Il cesto in passato era indispensabile, tant’è che in ogni famiglia c’era almeno un cestaio. «Era necessario – conferma Perrotta – per la vita nei campi, basti pensare alla raccolta delle castagne. Qui siamo in una zona adatta alla coltivazione del castagno, nel ‘700 era la coltura predominante a Cerisano. Ogni famiglia possedeva almeno un moggio di tremila metri di castagneto. Ciò permetteva a tutti di vivere tranquillamente, di sopravvivere all’inverno, perché il castagno, appunto, produceva dei frutti che servivano sia all’alimentazione umana che animale. Nello stesso tempo il cesto era fondamentale anche per gli usi quotidiani. Noi oggi abbiamo cassetti, cestini in plastica per conservare il cibo, ma anticamente c’era la cesta per ogni alimento, come le patate, il grano e tanto altro».
Ma la ricerca storica di Andrea Perrotta è costante. Dalla passione per la cesteria tradizionale, in poco tempo ha sviluppato quella per i coltelli calabresi. «Perché io – afferma –, da calabrese orgoglioso di esserlo, volevo utilizzare degli strumenti della nostra terra. Allora ho iniziato a studiare e a cercare di capire se esisteva un coltello tradizionale calabrese. Oggi i coltelli che vengono denominati calabresi in realtà non sono calabresi perché vengono prodotti a Scarperia in Toscana. Hanno una forma ideata a Scarperia a fine ‘800, chiamata appunto “coltello calabrese”, però è una forma di coltello toscano. Oggi viene utilizzato per lo più lo sfilato di Caltagirone, chiamato “vopa calabrese”, ma anche questo non appartiene alla nostra storia. Anticamente la Calabria – spiega Perrotta – aveva delle forme per le lame molto particolari. Già a metà del ‘600 Giovan Battista Colonna, in una esposizione di alcune armi sequestrate ai malviventi, descrive anche i coltelli calabresi. Quindi sappiamo già che nel ‘600 c’erano dei coltelli che venivano identificati come calabresi, con caratteristiche peculiari. Partendo da questa storia, pian piano, ho iniziato ad approfondire l’argomento. Ho scoperto che effettivamente non c’era una solo tipologia di coltello calabrese, ma esistono più forme.

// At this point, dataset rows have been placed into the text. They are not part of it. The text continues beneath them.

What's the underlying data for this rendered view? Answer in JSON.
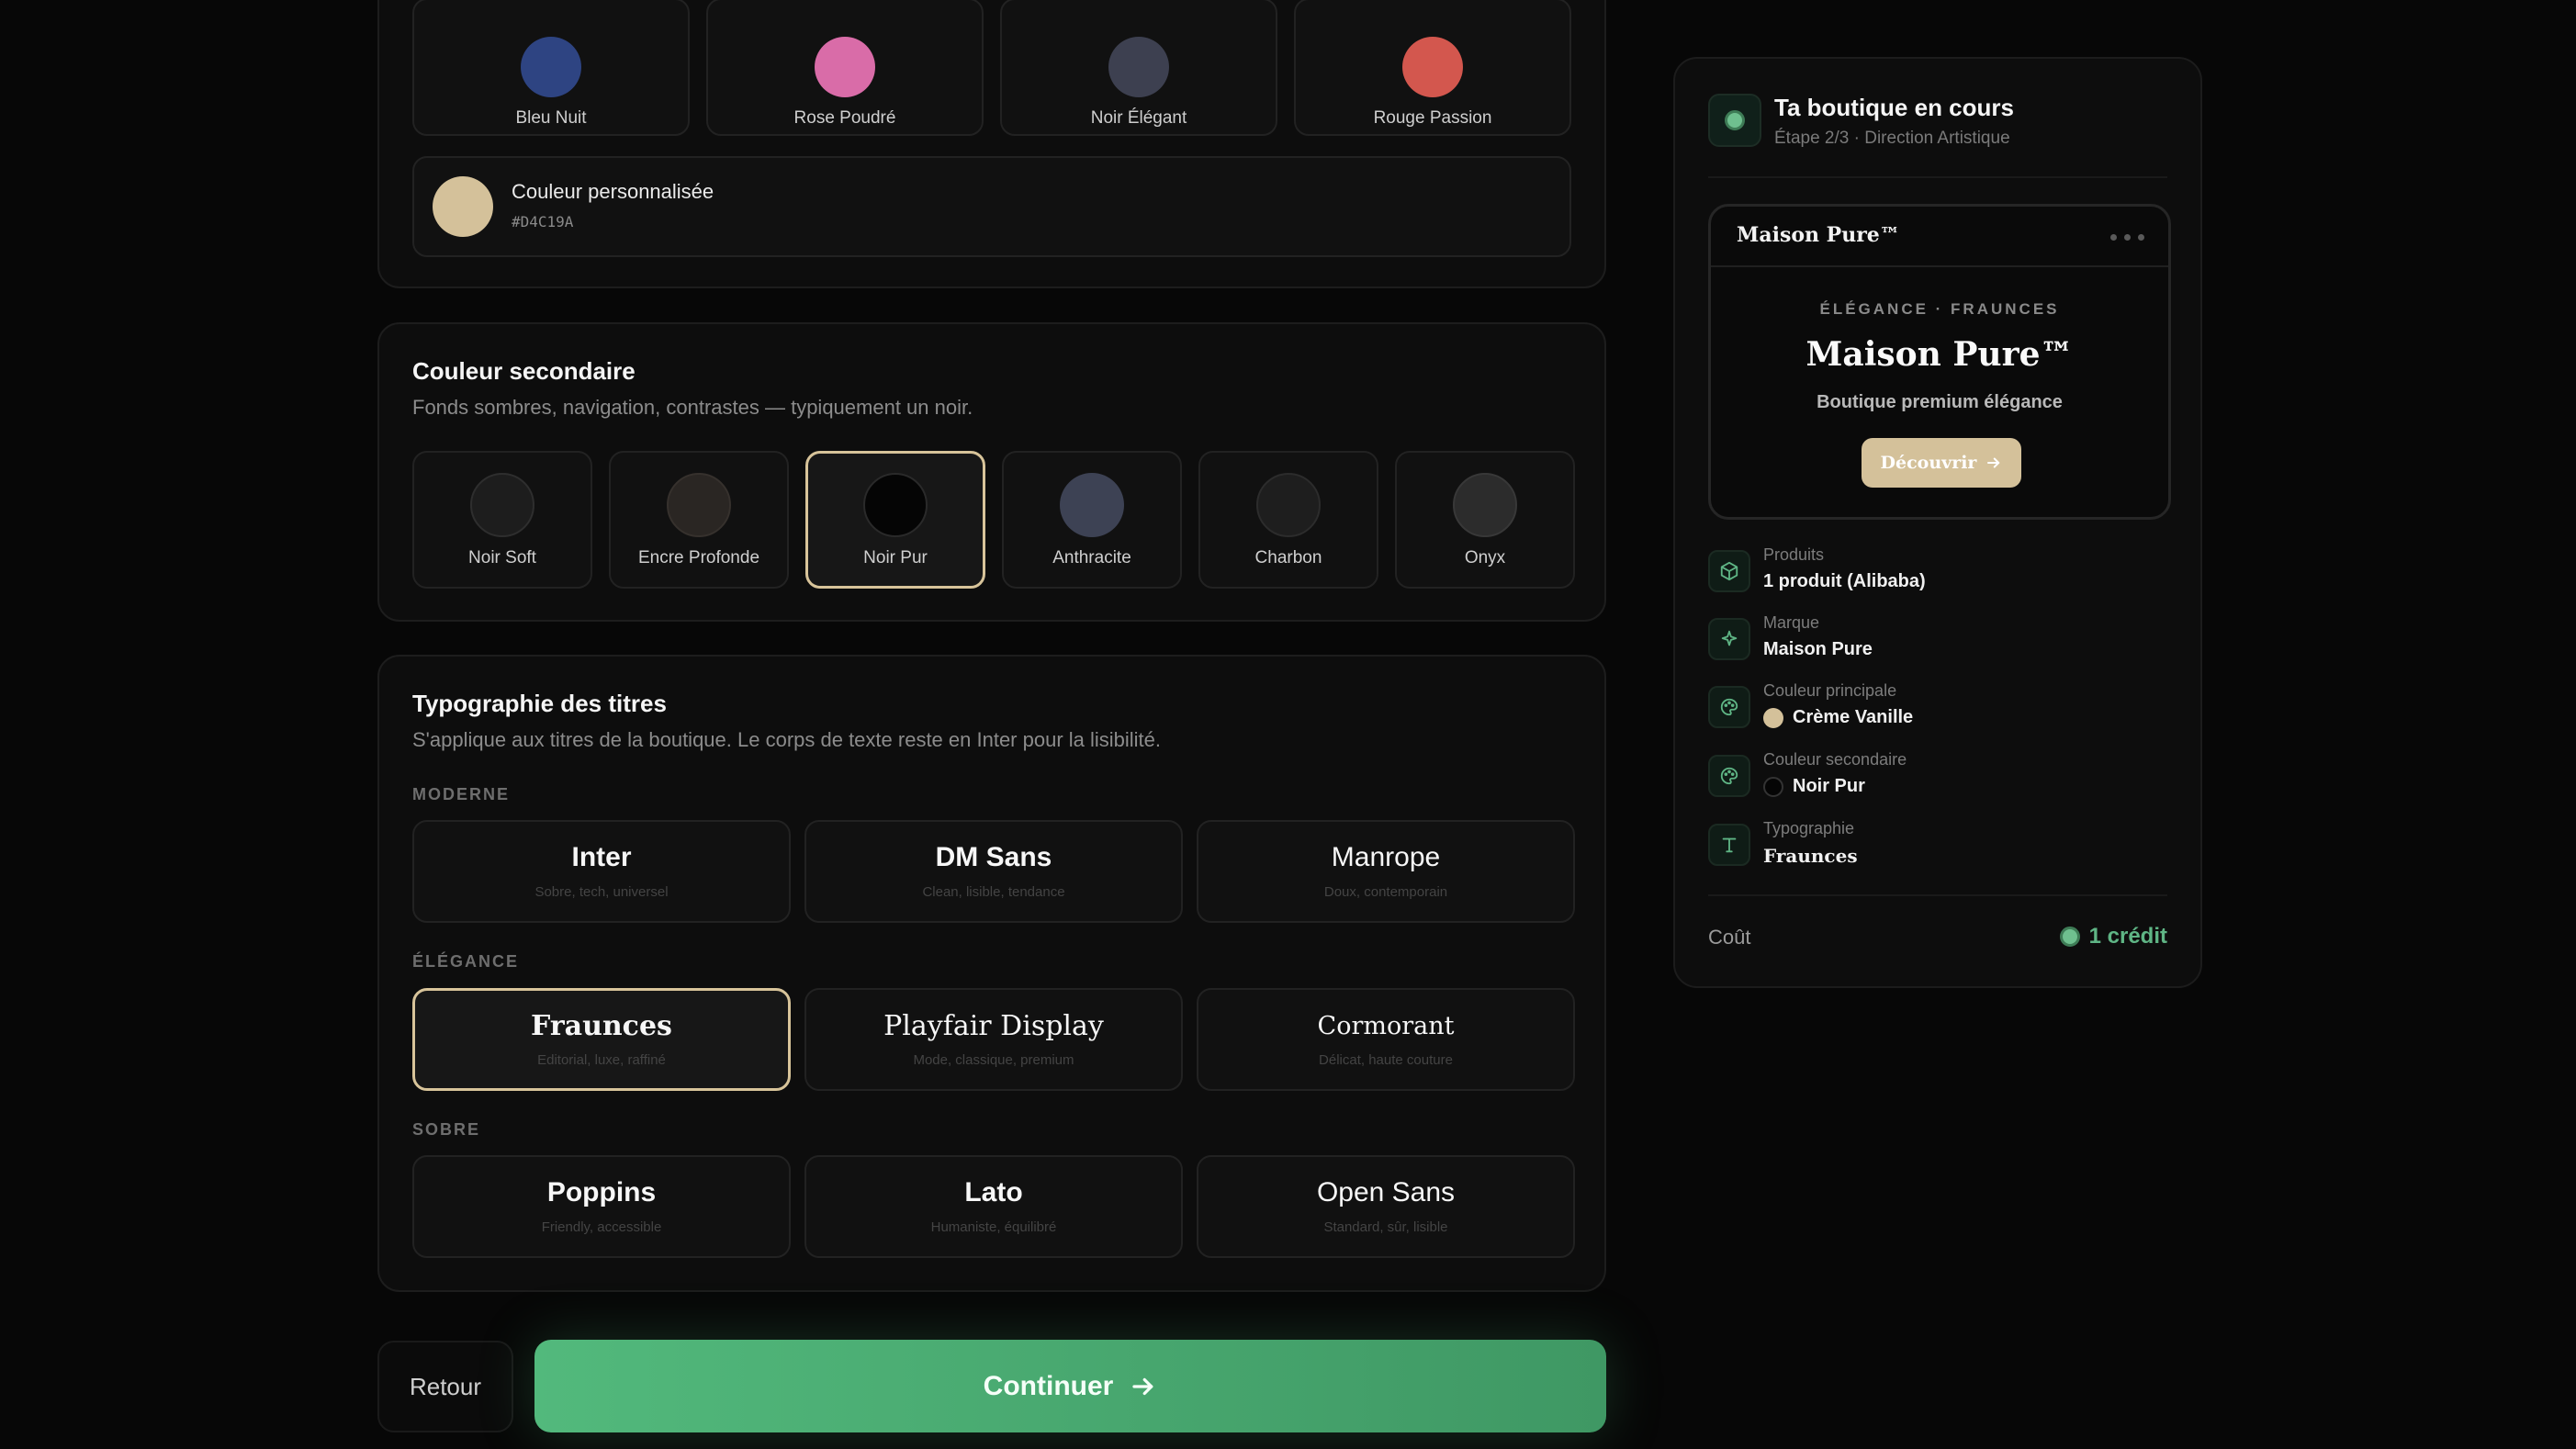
{
  "primary_colors": [
    {
      "label": "Bleu Nuit",
      "color": "#2e4482"
    },
    {
      "label": "Rose Poudré",
      "color": "#d96ca8"
    },
    {
      "label": "Noir Élégant",
      "color": "#3d4050"
    },
    {
      "label": "Rouge Passion",
      "color": "#d3574e"
    }
  ],
  "custom_color": {
    "label": "Couleur personnalisée",
    "hex": "#D4C19A",
    "color": "#d4c19a"
  },
  "secondary": {
    "title": "Couleur secondaire",
    "subtitle": "Fonds sombres, navigation, contrastes — typiquement un noir.",
    "options": [
      {
        "label": "Noir Soft",
        "color": "#1d1d1d"
      },
      {
        "label": "Encre Profonde",
        "color": "#2a2623"
      },
      {
        "label": "Noir Pur",
        "color": "#050505"
      },
      {
        "label": "Anthracite",
        "color": "#3d4254"
      },
      {
        "label": "Charbon",
        "color": "#1e1e1e"
      },
      {
        "label": "Onyx",
        "color": "#2c2c2c"
      }
    ],
    "selected": "Noir Pur"
  },
  "typography": {
    "title": "Typographie des titres",
    "subtitle": "S'applique aux titres de la boutique. Le corps de texte reste en Inter pour la lisibilité.",
    "groups": [
      {
        "tag": "MODERNE",
        "fonts": [
          {
            "name": "Inter",
            "desc": "Sobre, tech, universel"
          },
          {
            "name": "DM Sans",
            "desc": "Clean, lisible, tendance"
          },
          {
            "name": "Manrope",
            "desc": "Doux, contemporain"
          }
        ]
      },
      {
        "tag": "ÉLÉGANCE",
        "fonts": [
          {
            "name": "Fraunces",
            "desc": "Editorial, luxe, raffiné"
          },
          {
            "name": "Playfair Display",
            "desc": "Mode, classique, premium"
          },
          {
            "name": "Cormorant",
            "desc": "Délicat, haute couture"
          }
        ]
      },
      {
        "tag": "SOBRE",
        "fonts": [
          {
            "name": "Poppins",
            "desc": "Friendly, accessible"
          },
          {
            "name": "Lato",
            "desc": "Humaniste, équilibré"
          },
          {
            "name": "Open Sans",
            "desc": "Standard, sûr, lisible"
          }
        ]
      }
    ],
    "selected": "Fraunces"
  },
  "actions": {
    "back": "Retour",
    "continue": "Continuer"
  },
  "panel": {
    "title": "Ta boutique en cours",
    "subtitle": "Étape 2/3 · Direction Artistique",
    "preview": {
      "brand": "Maison Pure™",
      "eyebrow": "ÉLÉGANCE · FRAUNCES",
      "heading": "Maison Pure™",
      "tagline": "Boutique premium élégance",
      "cta": "Découvrir"
    },
    "info": [
      {
        "label": "Produits",
        "value": "1 produit (Alibaba)",
        "icon": "box-icon"
      },
      {
        "label": "Marque",
        "value": "Maison Pure",
        "icon": "sparkle-icon"
      },
      {
        "label": "Couleur principale",
        "value": "Crème Vanille",
        "icon": "palette-icon",
        "color": "#d4c19a"
      },
      {
        "label": "Couleur secondaire",
        "value": "Noir Pur",
        "icon": "palette-icon",
        "color": "#050505"
      },
      {
        "label": "Typographie",
        "value": "Fraunces",
        "icon": "type-icon"
      }
    ],
    "cost_label": "Coût",
    "cost_value": "1 crédit",
    "accent": "#5fb585"
  }
}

Ho riscoperto quest’arte grazie agli studi che ho fatto a livello di documentazione bibliografica. Poi ho iniziato a raccogliere anche dei coltelli antichi, ottocenteschi, da lì li ho studiati e sono riuscito a realizzare appunto coltelli tradizionali calabresi con forme, materiali e tecniche utilizzate in passato».
«Quest’arte oggi – racconta Andrea Perrotta – risulta sconosciuta perché con l’unificazione nazionale questo artigianato scompare e vengono introdotti, come abbiamo detto, coltelli prodotti in serie, come ad esempio Scarperia, Frosolone e altri. Quindi dal centro-nord Italia vengono introdotti dei coltelli molto più economici rispetto a quelli prodotti in regione. Nel giro di pochi anni hanno sostituito il coltello calabrese. Raffele Corso, nelle sue ricerche per la mostra che venne fatta nel 1911 per il cinquantenario dell’Unità d’Italia, ebbe difficoltà a trovare artigiani che producessero questi coltelli. Tant’è che le lame che raccolse per questa mostra che si trova a Roma al Museo dell’Arte Popolare, sono state prodotte prima del 1911 e lui le descrive come fondi di magazzino. Parla di artigiani che ormai non lavoravano più e avevano in magazzino coltelli semilavorati, oppure lavorati conclusi però non venduti».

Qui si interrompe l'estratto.